Great! A big thanks to whoever pointed that out, and thanks for communicating it back here.

I tried clang's -fsanitize=undefined, but unfortunately it can't see the error because the constructor is elided even with -O0. It's necessary to use the -fno-elide-constructors option which then reproduces this issue with both g++ and clang++. -fsanitize=undefined reports the problem as a stack overflow though which it isn't. According to the g++ docs, C++17 compilers are now actually required to elide the copy constructor so icc may also change the default in the future.

c42f commented 4 years ago

Actually there's another way we could have debugged this which I should have thought of - it's possible to get valgrind to report the read of uninitialized memory. (Though for g++ only if -fno-elide-constructors is passed explicitly, which require knowing what the error was.)

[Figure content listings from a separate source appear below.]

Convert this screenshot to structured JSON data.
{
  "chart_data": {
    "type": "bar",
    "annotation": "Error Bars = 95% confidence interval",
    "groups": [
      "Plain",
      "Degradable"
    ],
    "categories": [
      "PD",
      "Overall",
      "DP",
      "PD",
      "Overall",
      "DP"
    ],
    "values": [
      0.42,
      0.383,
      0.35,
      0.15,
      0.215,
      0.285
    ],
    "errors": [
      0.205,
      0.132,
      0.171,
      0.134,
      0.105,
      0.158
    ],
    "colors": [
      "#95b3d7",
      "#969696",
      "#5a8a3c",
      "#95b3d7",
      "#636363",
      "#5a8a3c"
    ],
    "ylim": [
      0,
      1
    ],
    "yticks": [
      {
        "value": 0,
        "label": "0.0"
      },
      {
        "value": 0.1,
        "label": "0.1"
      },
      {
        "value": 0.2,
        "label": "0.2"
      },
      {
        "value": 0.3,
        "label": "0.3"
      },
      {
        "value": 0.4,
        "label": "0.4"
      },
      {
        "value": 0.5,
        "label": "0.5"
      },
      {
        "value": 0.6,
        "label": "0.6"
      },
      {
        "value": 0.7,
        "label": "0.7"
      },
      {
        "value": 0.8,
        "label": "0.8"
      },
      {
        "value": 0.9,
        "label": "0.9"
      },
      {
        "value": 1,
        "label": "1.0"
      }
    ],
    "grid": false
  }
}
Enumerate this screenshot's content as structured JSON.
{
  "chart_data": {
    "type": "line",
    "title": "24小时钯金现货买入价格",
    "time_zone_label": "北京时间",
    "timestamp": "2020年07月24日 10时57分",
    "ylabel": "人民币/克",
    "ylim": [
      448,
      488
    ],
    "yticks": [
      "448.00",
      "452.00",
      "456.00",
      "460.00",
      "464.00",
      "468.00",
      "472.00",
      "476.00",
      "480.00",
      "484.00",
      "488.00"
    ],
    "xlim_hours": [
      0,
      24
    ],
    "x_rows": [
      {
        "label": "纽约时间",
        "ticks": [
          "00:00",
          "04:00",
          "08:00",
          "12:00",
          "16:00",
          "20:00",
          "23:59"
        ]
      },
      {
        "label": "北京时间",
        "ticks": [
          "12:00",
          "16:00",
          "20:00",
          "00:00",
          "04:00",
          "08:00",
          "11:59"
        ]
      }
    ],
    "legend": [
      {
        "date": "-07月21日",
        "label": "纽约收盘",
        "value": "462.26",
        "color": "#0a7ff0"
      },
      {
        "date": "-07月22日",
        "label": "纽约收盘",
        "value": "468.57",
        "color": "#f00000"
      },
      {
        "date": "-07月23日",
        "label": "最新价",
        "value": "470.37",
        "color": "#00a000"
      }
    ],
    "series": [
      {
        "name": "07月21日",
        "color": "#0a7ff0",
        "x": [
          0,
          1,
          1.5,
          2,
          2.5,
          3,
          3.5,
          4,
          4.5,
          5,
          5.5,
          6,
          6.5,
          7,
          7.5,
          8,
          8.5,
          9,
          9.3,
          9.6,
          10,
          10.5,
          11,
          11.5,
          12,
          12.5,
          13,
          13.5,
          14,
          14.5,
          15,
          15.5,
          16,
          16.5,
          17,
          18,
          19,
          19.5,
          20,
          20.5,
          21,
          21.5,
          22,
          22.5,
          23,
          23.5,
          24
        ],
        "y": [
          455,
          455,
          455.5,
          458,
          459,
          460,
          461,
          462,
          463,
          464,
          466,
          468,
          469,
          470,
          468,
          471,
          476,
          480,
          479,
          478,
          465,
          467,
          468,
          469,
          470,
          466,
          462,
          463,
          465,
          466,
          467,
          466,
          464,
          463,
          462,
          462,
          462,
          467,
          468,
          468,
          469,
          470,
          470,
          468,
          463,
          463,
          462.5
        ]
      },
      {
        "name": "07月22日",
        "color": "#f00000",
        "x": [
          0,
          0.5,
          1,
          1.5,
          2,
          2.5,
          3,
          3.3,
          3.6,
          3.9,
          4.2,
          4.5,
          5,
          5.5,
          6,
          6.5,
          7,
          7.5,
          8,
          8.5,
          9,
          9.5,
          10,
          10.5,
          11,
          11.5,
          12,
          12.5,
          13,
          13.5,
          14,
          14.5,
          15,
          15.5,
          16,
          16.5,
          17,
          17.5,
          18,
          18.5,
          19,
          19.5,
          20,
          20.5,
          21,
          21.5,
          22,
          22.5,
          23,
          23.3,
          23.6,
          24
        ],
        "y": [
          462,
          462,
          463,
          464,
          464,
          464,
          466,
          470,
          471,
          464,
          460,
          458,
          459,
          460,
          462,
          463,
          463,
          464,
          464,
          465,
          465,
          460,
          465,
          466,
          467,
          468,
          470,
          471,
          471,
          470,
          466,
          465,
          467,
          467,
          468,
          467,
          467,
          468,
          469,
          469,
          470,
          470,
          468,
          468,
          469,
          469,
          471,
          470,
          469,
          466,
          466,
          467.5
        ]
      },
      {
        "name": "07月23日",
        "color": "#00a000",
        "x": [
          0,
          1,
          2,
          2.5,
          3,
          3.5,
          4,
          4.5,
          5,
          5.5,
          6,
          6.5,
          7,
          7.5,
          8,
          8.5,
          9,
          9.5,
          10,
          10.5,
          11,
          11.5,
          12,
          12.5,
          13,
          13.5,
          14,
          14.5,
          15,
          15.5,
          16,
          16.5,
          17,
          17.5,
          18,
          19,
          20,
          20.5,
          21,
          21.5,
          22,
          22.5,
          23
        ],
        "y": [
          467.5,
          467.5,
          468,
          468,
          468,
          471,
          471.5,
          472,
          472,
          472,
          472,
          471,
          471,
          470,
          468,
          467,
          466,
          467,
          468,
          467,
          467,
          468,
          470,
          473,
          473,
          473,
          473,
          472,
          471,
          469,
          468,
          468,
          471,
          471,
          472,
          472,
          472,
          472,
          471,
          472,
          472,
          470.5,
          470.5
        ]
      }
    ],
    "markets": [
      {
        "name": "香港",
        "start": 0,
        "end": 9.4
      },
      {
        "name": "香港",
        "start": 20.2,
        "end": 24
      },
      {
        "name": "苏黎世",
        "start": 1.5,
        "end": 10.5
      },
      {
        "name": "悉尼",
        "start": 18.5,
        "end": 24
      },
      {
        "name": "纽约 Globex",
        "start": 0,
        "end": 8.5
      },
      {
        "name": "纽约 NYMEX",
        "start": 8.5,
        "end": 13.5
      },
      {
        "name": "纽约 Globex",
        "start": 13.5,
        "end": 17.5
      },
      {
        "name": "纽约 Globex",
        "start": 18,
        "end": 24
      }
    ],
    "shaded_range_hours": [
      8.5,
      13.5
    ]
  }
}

g++ -Wall -O0 -g -fno-elide-constructors -fno-omit-frame-pointer tinyformat_test.cpp -o a.out
valgrind --tool=memcheck --track-origins=yes ./a.out
dakep commented 4 years ago

Thanks for merging the fix. At least now I've learned that gcc & clang elide constructors even if setting -O0! Probably something I'll check for more carefully in the future.

c42f commented 4 years ago

Yes, that was surprising to me. It seems with C++17 that the language has moved to this being considered a feature of the language rather than an optimization.